In preparation for this PG we have had extensive discussions with industrial partners who seek realistic applications of the science and technology proposed. Our partners have an interest in the area of quantum technologies and in methods to reduce energy demand in ICT devices, and these are longer term goals. However, we have been set specific goals too. We have industrial input regarding phase noise at specific carrier offsets in measurement systems for communications at rf/microwave frequencies and specific targets for noise in low noise amplifiers: to exceed the performance of cryogenic HEMTs. The primary industrial application for silicon photonics is in optical switching for telecomms and computing; with the promise of faster, lower energy-per-bit data transmission. The rapidly expanding energy demand, driven by the colossal growth in internet traffic is bringing this into sharp focus. (https://physicsworld.com/a/the-promise-of-silicon-photonics/). The research in NAME also has application in the healthcare sector, for example in "...DNA sequencing, miniaturized diagnostic testing using disposable photonic chips, accurate body monitoring sensors, brain stimulation probes...",
(https://www.imec-int.com/en/articles/chip-technology-and-photonics-enable-smaller-faster-and-cheaper-medical-devices). Our research objectives comprise 16 ambitious targets, providing us with a set of SMART goals, achievable as research outcomes for which down-selection will lead to proof of principle devices within 5 years.

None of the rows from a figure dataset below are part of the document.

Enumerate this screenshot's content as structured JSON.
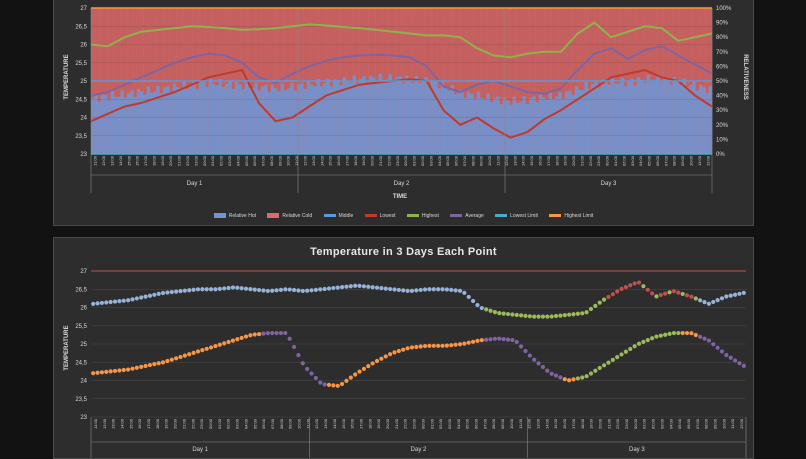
{
  "chart_data": [
    {
      "type": "line",
      "title": "",
      "xlabel": "TIME",
      "ylabel": "TEMPERATURE",
      "y2label": "RELATIVENESS",
      "ylim": [
        23,
        27
      ],
      "yticks": [
        "23",
        "23,5",
        "24",
        "24,5",
        "25",
        "25,5",
        "26",
        "26,5",
        "27"
      ],
      "y2lim": [
        0,
        100
      ],
      "y2ticks": [
        "0%",
        "10%",
        "20%",
        "30%",
        "40%",
        "50%",
        "60%",
        "70%",
        "80%",
        "90%",
        "100%"
      ],
      "day_labels": [
        "Day 1",
        "Day 2",
        "Day 3"
      ],
      "x_tick_labels": [
        "11:00",
        "12:00",
        "13:00",
        "14:00",
        "15:00",
        "16:00",
        "17:00",
        "18:00",
        "19:00",
        "20:00",
        "21:00",
        "22:00",
        "23:00",
        "00:00",
        "01:00",
        "02:00",
        "03:00",
        "04:00",
        "05:00",
        "06:00",
        "07:00",
        "08:00",
        "09:00",
        "10:00",
        "11:00",
        "12:00",
        "13:00",
        "14:00",
        "15:00",
        "16:00",
        "17:00",
        "18:00",
        "19:00",
        "20:00",
        "21:00",
        "22:00",
        "23:00",
        "00:00",
        "01:00",
        "02:00",
        "03:00",
        "04:00",
        "05:00",
        "06:00",
        "07:00",
        "08:00",
        "09:00",
        "10:00",
        "11:00",
        "12:00",
        "13:00",
        "14:00",
        "15:00",
        "16:00",
        "17:00",
        "18:00",
        "19:00",
        "20:00",
        "21:00",
        "22:00",
        "23:00",
        "00:00",
        "01:00",
        "02:00",
        "03:00",
        "04:00",
        "05:00",
        "06:00",
        "07:00",
        "08:00",
        "09:00",
        "10:00",
        "11:00",
        "12:00"
      ],
      "legend_position": "bottom",
      "legend": [
        "Relative Hot",
        "Relative Cold",
        "Middle",
        "Lowest",
        "Highest",
        "Average",
        "Lowest Limit",
        "Highest Limit"
      ],
      "colors": {
        "relative_hot": "#6f95d4",
        "relative_cold": "#e06a6a",
        "middle": "#5b9bd5",
        "lowest": "#c0392b",
        "highest": "#8fb34a",
        "average": "#8064a2",
        "lowest_limit": "#4bacc6",
        "highest_limit": "#f79646"
      },
      "series": [
        {
          "name": "Highest",
          "values": [
            26.0,
            25.95,
            26.2,
            26.35,
            26.4,
            26.45,
            26.5,
            26.48,
            26.45,
            26.4,
            26.42,
            26.45,
            26.5,
            26.55,
            26.52,
            26.48,
            26.45,
            26.4,
            26.35,
            26.3,
            26.25,
            26.25,
            26.2,
            25.9,
            25.7,
            25.65,
            25.75,
            25.8,
            25.8,
            26.3,
            26.6,
            26.2,
            26.35,
            26.5,
            26.45,
            26.1,
            26.2,
            26.3
          ]
        },
        {
          "name": "Average",
          "values": [
            24.6,
            24.7,
            24.9,
            25.1,
            25.3,
            25.5,
            25.65,
            25.75,
            25.7,
            25.5,
            25.1,
            24.95,
            25.2,
            25.4,
            25.55,
            25.65,
            25.7,
            25.72,
            25.7,
            25.65,
            25.4,
            24.85,
            24.7,
            24.9,
            25.0,
            24.85,
            24.7,
            24.65,
            24.8,
            25.3,
            25.75,
            25.9,
            25.6,
            25.85,
            25.95,
            25.7,
            25.45,
            25.2
          ]
        },
        {
          "name": "Lowest",
          "values": [
            23.9,
            24.1,
            24.3,
            24.4,
            24.55,
            24.7,
            24.9,
            25.1,
            25.2,
            25.3,
            24.4,
            23.9,
            24.0,
            24.3,
            24.6,
            24.75,
            24.9,
            24.95,
            25.0,
            25.05,
            25.0,
            24.2,
            23.8,
            24.0,
            23.7,
            23.45,
            23.6,
            23.95,
            24.2,
            24.5,
            24.8,
            25.1,
            25.2,
            25.3,
            25.1,
            25.0,
            24.6,
            24.3
          ]
        },
        {
          "name": "Middle",
          "values": [
            25.0,
            25.0
          ]
        },
        {
          "name": "Lowest Limit",
          "values": [
            23.0,
            23.0
          ]
        },
        {
          "name": "Highest Limit",
          "values": [
            27.0,
            27.0
          ]
        },
        {
          "name": "Relative Hot",
          "values": [
            38,
            40,
            41,
            43,
            44,
            46,
            47,
            49,
            48,
            47,
            46,
            45,
            46,
            48,
            49,
            50,
            51,
            52,
            52,
            51,
            50,
            47,
            42,
            40,
            38,
            36,
            37,
            39,
            40,
            44,
            48,
            50,
            49,
            51,
            52,
            50,
            47,
            44
          ]
        }
      ]
    },
    {
      "type": "scatter",
      "title": "Temperature in 3 Days Each Point",
      "xlabel": "",
      "ylabel": "TEMPERATURE",
      "ylim": [
        23,
        27
      ],
      "yticks": [
        "23",
        "23,5",
        "24",
        "24,5",
        "25",
        "25,5",
        "26",
        "26,5",
        "27"
      ],
      "day_labels": [
        "Day 1",
        "Day 2",
        "Day 3"
      ],
      "legend_position": "none",
      "colors": {
        "high": "#95b3d7",
        "low": "#f79646",
        "dip": "#8064a2",
        "green": "#9bbb59",
        "red": "#c0504d",
        "blue": "#5b9bd5",
        "limit": "#c0504d"
      },
      "series": [
        {
          "name": "Highest",
          "values": [
            26.1,
            26.15,
            26.2,
            26.3,
            26.4,
            26.45,
            26.5,
            26.5,
            26.55,
            26.5,
            26.45,
            26.5,
            26.45,
            26.5,
            26.55,
            26.6,
            26.55,
            26.5,
            26.45,
            26.5,
            26.5,
            26.45,
            26.0,
            25.85,
            25.8,
            25.75,
            25.75,
            25.8,
            25.85,
            26.2,
            26.5,
            26.7,
            26.3,
            26.45,
            26.3,
            26.1,
            26.3,
            26.4
          ]
        },
        {
          "name": "Lowest",
          "values": [
            24.2,
            24.25,
            24.3,
            24.4,
            24.5,
            24.65,
            24.8,
            24.95,
            25.1,
            25.25,
            25.3,
            25.3,
            24.4,
            23.9,
            23.85,
            24.2,
            24.5,
            24.75,
            24.9,
            24.95,
            24.95,
            25.0,
            25.1,
            25.15,
            25.1,
            24.6,
            24.2,
            24.0,
            24.1,
            24.4,
            24.7,
            25.0,
            25.2,
            25.3,
            25.3,
            25.1,
            24.7,
            24.4
          ]
        },
        {
          "name": "Highest Limit",
          "values": [
            27.0,
            27.0
          ]
        }
      ]
    }
  ]
}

We also expect impact to arise from attraction of investment from both UK and global firms and through the development of new processes through the science developed. The technology as noted above has broad economic and societal benefit through applications in photonics, energy and quantum. We will ensure that the NAME team including PhD students and PDRAs work closely with industrial partners to enable technology development.